Sukses

Polri Sebut Tak Bisa Sita Restoran Bos First Travel di London

Polri mengungkapkan, bos First Travel telah menggelontorkan uang senilai Rp 14 miliar untuk membeli saham restoran di London.

Liputan6.com, Jakarta - Polri mengungkapkan, bos First Travel telah menggelontorkan uang senilai Rp 14 miliar untuk membeli saham restoran di London Inggris. Rumah makan tersebut menjadi perhatian polisi setelah sang bos terlibat kasus dugaan penipuan dan penggelapan dana jemaah umrah.

Menurut Kepala Biro Penerangan Masyarakat (Karopenmas) Divisi Humas Polri, Brigjen Rikwanto, kepimilikan restoran itu bersifat konsorsium. Artinya bukan 100 persen milik bos First Travel, Andika Andika Surachman dan Anniesa Hasibuan. Ada pengusaha lain yang ikut dalam usaha tersebut.

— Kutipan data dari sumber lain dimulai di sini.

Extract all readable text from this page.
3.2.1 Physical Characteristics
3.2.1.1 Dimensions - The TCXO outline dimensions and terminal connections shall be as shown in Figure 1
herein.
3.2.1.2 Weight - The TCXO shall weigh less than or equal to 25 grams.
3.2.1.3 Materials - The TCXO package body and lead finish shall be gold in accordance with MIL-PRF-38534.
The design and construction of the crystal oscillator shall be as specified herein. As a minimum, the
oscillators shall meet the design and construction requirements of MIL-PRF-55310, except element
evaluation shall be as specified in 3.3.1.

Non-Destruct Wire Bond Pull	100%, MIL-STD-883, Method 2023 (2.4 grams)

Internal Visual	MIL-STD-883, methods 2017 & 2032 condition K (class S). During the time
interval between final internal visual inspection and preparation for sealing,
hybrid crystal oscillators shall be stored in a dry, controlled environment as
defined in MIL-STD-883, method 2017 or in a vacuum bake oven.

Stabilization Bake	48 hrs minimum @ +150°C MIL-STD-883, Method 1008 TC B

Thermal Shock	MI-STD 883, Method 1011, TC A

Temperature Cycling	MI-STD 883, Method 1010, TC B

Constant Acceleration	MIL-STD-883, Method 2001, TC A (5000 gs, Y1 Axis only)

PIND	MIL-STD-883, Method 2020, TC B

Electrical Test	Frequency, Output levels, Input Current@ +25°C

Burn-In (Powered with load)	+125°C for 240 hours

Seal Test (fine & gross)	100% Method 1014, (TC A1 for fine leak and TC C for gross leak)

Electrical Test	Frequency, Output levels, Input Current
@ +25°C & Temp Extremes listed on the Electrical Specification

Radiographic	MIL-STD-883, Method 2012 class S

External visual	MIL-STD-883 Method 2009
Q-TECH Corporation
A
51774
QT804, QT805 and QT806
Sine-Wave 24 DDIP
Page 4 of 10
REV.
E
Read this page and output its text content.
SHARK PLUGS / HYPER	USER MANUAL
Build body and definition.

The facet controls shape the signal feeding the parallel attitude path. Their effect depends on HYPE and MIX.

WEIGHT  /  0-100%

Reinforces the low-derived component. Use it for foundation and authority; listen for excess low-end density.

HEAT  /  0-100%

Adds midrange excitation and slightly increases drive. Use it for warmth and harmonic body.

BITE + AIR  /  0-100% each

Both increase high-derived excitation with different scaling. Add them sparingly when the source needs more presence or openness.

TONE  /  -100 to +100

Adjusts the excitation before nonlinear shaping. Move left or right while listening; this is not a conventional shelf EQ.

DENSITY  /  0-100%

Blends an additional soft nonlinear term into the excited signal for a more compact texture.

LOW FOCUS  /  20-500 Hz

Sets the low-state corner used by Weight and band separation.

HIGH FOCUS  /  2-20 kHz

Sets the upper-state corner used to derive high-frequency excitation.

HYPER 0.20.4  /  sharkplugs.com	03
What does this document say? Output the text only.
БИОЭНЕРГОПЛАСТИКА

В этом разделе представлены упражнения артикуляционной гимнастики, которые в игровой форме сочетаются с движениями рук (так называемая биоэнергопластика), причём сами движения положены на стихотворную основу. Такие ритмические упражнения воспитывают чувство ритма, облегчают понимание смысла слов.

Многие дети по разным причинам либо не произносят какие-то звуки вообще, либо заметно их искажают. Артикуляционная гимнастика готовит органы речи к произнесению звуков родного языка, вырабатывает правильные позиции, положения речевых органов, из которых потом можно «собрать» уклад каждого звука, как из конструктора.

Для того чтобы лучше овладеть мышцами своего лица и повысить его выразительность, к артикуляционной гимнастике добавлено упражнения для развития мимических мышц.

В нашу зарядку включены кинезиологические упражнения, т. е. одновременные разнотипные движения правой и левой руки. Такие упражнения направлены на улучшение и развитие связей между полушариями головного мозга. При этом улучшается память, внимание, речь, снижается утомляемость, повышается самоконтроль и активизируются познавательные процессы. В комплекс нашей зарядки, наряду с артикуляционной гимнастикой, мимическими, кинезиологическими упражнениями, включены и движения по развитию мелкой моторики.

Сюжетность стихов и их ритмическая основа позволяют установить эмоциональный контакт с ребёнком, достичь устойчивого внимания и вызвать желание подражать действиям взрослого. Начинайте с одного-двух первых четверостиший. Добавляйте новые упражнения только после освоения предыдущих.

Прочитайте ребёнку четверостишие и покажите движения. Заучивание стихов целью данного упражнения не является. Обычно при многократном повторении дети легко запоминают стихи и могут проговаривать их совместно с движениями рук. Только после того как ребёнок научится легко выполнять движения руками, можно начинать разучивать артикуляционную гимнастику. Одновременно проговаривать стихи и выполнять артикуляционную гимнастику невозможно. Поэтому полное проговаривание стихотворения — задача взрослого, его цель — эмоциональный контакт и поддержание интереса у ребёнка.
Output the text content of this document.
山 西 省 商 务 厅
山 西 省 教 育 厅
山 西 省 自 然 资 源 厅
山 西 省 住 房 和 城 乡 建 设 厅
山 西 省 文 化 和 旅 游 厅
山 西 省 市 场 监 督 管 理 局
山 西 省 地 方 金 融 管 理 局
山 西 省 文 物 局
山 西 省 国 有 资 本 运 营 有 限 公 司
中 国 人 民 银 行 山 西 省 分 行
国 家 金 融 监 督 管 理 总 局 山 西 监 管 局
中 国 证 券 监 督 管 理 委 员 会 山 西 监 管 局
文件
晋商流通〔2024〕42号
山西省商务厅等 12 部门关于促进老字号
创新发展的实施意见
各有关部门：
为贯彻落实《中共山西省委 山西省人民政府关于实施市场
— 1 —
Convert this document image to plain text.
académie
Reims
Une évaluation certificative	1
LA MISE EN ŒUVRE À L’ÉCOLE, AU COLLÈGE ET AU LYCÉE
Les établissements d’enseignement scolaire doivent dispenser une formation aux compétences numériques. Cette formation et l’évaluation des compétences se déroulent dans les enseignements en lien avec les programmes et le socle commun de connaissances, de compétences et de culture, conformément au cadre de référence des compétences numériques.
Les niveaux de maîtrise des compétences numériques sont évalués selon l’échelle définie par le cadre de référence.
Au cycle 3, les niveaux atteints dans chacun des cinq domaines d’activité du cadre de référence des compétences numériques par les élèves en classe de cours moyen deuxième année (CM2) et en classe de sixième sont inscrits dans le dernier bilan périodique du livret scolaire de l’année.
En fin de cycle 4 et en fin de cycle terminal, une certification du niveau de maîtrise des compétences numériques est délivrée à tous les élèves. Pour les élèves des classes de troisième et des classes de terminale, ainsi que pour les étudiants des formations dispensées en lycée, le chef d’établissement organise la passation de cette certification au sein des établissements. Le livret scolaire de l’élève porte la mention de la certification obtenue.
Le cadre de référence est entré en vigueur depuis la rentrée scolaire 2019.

"Untuk masalah restoran di London, penelusuran sementara restoran itu adalah konsorsium, dimiliki oleh beberapa orang," ucap Rikwanto di Mabes Polri, Jakarta, Jumat (25/8/2017).

Karena itu, lanjut dia, polisi tidak langsung menyita restoran tersebut. Ada langkah-langkah yang harus dilalui dalam proses tersebut.

"Jadi tersangka membeli saham senilai belasan miliar sebagai salah satu pemilik. Itu memang tidak bisa dilakukan penyitaan karena ada mekanisme tersendiri," ujar Rikwanto.

Saat ini, polisi telah menyita enam mobil milik bos First Travel. Namun, kepolisian masih menelusuri belasan mobil dan aset lainnya.

"Aset-aset dari First Travel ini sedang dilacak. Ada enam mobil yang sudah disita. "Belasan lagi masih ditelusuri, untuk properti ada rumah mewah, ada beberapa kantor, kos-kosan. Ini juga sedang diteliti," kata Rikwanto.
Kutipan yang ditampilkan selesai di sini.